Rammer abstracts the hardware as a virtualized parallel device (vDevice, corresponding to GPUs) composed of multiple virtualized execution units (vEU, corresponding to the SMs). This paper achieves single-layer scheduling by assigning rTasks to different vEUs at compile time, and then pin the compiled vEUs on the hardware processing units. From the DNN model, Rammer generates a static execution plan. This plan is broken into multiple parts called rProgram, which is represented as a 2D array of rTasks where the first index represents on which vEU this rTask is assigned to and the second index represents the order in which it will be run on that vEU. Each rProgram runs on a single rDevice. Rammer thereby achieves scheduling over multiple hardware devices (GPUs).

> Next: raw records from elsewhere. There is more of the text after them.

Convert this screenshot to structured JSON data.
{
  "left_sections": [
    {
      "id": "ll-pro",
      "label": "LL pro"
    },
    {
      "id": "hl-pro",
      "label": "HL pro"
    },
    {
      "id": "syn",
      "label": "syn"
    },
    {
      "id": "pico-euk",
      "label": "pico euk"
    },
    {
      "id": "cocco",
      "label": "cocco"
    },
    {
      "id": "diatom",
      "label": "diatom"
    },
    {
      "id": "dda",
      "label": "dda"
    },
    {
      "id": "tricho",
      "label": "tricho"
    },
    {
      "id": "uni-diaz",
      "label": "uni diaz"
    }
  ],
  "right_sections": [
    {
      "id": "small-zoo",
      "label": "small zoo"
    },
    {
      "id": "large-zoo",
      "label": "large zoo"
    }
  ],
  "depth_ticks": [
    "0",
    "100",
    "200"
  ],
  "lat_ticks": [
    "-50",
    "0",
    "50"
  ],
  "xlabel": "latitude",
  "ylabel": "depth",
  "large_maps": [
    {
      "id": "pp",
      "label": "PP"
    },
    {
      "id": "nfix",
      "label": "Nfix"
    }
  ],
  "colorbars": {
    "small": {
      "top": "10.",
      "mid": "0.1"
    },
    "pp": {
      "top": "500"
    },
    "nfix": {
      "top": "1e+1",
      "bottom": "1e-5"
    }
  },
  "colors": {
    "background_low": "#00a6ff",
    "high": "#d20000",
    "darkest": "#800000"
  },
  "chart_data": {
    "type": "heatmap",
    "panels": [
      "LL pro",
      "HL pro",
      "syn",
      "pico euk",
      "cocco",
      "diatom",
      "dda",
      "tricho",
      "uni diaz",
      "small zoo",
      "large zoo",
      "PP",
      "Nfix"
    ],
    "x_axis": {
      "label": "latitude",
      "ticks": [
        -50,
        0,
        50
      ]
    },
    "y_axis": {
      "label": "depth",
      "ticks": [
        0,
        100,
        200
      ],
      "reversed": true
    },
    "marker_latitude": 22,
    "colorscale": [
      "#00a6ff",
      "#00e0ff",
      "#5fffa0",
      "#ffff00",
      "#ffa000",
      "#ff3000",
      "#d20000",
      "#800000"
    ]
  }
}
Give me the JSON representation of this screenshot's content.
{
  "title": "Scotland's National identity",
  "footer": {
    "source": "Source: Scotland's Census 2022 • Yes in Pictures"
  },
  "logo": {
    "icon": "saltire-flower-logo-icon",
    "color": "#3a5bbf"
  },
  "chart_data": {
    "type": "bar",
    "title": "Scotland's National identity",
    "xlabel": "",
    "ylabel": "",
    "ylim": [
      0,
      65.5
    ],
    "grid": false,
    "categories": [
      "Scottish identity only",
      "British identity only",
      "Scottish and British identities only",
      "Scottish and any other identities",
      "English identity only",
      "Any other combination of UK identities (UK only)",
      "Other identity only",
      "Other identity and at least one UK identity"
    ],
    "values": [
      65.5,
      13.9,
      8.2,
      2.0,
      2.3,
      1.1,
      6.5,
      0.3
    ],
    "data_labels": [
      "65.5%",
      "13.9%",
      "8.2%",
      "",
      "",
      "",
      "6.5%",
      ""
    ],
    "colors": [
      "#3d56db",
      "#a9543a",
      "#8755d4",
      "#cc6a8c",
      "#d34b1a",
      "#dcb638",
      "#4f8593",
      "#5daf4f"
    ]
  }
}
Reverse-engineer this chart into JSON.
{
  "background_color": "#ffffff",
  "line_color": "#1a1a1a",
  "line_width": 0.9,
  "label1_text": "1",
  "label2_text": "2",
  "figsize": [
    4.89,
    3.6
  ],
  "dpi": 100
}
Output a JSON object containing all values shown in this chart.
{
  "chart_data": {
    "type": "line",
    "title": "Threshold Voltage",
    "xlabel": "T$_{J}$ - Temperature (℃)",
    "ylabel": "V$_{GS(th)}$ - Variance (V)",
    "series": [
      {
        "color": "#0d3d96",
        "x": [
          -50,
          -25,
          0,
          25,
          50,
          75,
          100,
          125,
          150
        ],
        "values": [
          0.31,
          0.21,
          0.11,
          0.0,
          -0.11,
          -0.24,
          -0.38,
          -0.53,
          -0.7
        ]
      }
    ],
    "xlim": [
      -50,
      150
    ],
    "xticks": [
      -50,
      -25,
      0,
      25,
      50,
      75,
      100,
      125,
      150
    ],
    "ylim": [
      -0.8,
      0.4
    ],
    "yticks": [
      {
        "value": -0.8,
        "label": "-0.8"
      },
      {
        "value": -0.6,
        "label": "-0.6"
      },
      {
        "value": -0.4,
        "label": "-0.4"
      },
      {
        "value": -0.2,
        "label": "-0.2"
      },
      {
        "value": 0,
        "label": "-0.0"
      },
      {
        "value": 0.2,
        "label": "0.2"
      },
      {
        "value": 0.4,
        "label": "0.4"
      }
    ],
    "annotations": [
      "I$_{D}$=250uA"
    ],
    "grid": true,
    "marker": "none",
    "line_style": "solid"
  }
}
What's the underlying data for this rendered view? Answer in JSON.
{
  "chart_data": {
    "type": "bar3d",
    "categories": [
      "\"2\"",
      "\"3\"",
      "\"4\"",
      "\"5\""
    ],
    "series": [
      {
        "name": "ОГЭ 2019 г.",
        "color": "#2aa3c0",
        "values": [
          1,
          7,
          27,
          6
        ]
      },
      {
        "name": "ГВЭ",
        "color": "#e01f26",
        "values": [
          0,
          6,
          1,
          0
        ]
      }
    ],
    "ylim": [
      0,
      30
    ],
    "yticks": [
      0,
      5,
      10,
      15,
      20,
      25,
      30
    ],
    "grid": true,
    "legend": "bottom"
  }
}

The architecture of Rammer is shown in the figure above. After obtaining the DNN model, Rammer first transforms it to a DFG of rOperators. It does some compile-time profiling to figure out which rKernel is the most efficient through profiling and heuristics. Then the rOperator can be split into rTasks. Rammer uses a Wavefront Scheduling Policy, which is essentially a BFS on the DFG of rOperators. Here wavefront refers to the rTasks that do not depend on any other unscheduled rTasks. The policy iterates through the rTasks in the wavefront and assigns the current rTask to the vEU that becomes available first (based on profiling results). However, if the profiling result shows that assigning the current rTask to the current rProgram does not save execution time, it will put the rTask to a new rProgram that will be run on a different vDevice instead.
Ma, Lingxiao, et al. "Rammer: Enabling Holistic Deep Learning Compiler Optimizations with {rTasks}." 14th USENIX Symposium on Operating Systems Design and Implementation (OSDI 20). 2020.